Харверы топтались на пустыре перед ракетной шахтой, крошили ногами бетонные обломки, толкали друг друга, резали циркулярками, били и грызли чокерами. Двигатели ревели; громыхали, как пустые бочки, ситаллические корпуса; визжала сталь. Гневно клубилась красная от заката мгла из поднятой пыли и бризоловых выхлопов, и в этой кровавой мгле клокотала и металась мезозойская битва промышленных ящеров.
Незачем было больше приваживать и заматывать противника, и Егор Лексеич попёр в атаку. Его циркулярка вскрыла борт у харвера Мити, нога подсекла ногу, и Митя промахнулся чокером, а чокер Егора Лексеича впился в пробоину и принялся со скрежетом глодать какой-то узел. Митя повернул машину — удобнее для нападения и не придумать, и тогда Егор Лексеич поднял переднюю часть своего комбайна на дыбы. Всей тяжестью он обрушился на харвер Мити и навалился сверху поперёк врага; длинные ноги свирепо пинали Митин харвер, с треском проламывая корпуса; циркулярку Мити вывихнуло, а рука с чокером бесполезно дёргалась в воздухе, словно кривлялась. Егора Лексеича, пристёгнутого ремнями, болтало в кресле, а Мите в опрокинутой кабине показалось, что у него растягиваются жилы. Два трёхкорпусных комбайна ворочались на краю шахты, будто борцы в удушающем захвате.
Но Митя имел преимущество, которого не было и не могло быть у Егора Лексеича. Стереоскопическая картина с серебряными моделями теперь зияла прорехами, однако Митя помнил пустырь, где сейчас бился с бригадиром Типаловым. Ручища Митиного харвера вцепилась чокером в бетонное кольцо по краю шахты и на один изгиб локтя рывком подтащила обе машины к провалу. Ещё рывок — и ещё подтащила. Ещё рывок — и ещё чуть-чуть…
Егор Лексеич увидел, что их с Митрием сплетённые воедино харвестеры находятся в опасной близости к шахте. Егор Лексеич хотел выкрутить задний корпус своего комбайна и приподняться, чтобы задними ногами оттолкнуться от края, а Митин харвер вдруг уткнул в землю ноги правой стороны. На миг машины замерли в напряжённом противоборстве — двигатели захлёбывались, а затем харвер у Мити всё-таки пережал противника, и оба комбайна единой громадой начали медленно-медленно клониться через бетонное кольцо. Егор Лексеич понял: упрямый пацан осознал, что проиграл ему в драке, но не хочет покориться; он ползёт, чтобы кувыркнуться в пропасть и забрать врага с собой. Душа у Егора Лексеича будто взвилась в панике. Но по закатному небу широко махнули отчаянно вскинутые суставчатые ноги комбайнов, и оба чудовищных харвера, так и не выпустив друг друга из гибельных механических объятий, спутанно рухнули в шахту, заполненную бризолом.
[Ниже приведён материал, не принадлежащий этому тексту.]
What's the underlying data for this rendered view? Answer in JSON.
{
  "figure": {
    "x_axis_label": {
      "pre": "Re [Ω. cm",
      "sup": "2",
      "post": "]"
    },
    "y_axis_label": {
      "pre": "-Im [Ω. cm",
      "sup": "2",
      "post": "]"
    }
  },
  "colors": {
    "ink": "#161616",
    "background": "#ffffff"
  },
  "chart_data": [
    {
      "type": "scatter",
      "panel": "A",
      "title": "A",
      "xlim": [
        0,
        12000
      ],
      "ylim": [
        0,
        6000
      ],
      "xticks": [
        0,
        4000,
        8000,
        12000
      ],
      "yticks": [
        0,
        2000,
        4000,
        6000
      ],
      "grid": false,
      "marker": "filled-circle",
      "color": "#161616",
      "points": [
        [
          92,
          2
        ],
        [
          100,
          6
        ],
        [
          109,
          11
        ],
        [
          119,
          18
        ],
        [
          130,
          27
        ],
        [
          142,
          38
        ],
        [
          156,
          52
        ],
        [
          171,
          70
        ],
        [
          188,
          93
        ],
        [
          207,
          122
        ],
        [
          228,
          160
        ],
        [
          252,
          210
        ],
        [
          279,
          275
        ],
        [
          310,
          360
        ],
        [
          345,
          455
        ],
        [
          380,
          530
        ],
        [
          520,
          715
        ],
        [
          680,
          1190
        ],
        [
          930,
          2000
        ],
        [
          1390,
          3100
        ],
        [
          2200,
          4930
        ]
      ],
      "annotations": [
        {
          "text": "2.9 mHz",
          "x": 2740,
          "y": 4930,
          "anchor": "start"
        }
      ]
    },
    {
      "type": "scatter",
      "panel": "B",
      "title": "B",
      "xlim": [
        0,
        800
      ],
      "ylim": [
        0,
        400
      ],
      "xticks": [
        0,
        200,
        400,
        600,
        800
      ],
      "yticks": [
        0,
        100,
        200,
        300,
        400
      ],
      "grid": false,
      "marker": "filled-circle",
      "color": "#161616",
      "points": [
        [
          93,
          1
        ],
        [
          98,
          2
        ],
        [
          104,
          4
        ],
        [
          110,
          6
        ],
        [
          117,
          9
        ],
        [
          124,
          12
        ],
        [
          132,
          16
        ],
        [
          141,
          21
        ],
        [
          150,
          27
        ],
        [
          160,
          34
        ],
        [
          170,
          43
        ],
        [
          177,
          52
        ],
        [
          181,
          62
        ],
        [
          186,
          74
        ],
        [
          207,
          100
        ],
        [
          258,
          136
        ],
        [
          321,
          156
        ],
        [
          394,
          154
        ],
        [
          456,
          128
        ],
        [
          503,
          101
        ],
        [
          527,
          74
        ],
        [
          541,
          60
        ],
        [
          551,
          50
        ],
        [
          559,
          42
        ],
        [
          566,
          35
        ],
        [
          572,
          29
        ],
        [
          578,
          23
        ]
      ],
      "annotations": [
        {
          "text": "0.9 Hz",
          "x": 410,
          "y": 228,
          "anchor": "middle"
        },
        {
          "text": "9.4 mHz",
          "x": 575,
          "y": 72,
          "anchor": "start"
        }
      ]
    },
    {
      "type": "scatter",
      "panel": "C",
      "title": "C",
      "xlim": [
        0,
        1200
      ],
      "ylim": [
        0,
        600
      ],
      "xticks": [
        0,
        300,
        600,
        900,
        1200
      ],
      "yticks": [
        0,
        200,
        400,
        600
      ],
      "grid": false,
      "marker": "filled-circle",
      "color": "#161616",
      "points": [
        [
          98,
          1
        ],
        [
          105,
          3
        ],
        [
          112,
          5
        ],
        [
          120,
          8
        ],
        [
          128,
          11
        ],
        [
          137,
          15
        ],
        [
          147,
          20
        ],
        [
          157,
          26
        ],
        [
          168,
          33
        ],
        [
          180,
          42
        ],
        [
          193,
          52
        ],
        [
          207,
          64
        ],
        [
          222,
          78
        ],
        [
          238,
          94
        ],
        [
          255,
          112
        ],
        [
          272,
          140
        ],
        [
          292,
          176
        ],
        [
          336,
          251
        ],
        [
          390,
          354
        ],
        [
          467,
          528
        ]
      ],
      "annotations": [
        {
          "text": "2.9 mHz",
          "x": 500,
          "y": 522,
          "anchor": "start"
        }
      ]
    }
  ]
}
Густая бурая жижа гибко бултыхнулась всей своей плоскостью. Харверы завязли в ней, ещё продолжая переворачиваться, будто закутывались в одеяло. Блеснул красным отсветом кормовой корпус комбайна Мити, и, не сгибаясь, ушла в болотину воздетая ручища с чокером. Бризоловая прорва неспешно поглотила добычу. Всплыли и лопнули толстые, мутные пузыри. Егор Лексеич орал от ужаса, пока бризол заполнял его кабину, и бешено колотился в крепких ремнях водительского кресла, а Митя погрузился спокойно и даже безмятежно — он всё исполнил как надо и теперь возвращался домой.
70
Объект «Гарнизон» (VI)
Алёна долго стояла на краю ракетной шахты, в которой утонули харверы, будто верная жена моряка, ожидающая мужа на прибрежном утёсе. Бризол в шахте не шевелился, комбайн Егора Лексеича не выбирался на поверхность. Но Алёна не уходила. Бригада ждала, когда подруга бригадира сломается — заголосит, упадёт на колени, начнёт звать Егора Лексеича и рвать волосы. Даже Костик не подсовывался к матери. Алёна же всё никак не ломалась.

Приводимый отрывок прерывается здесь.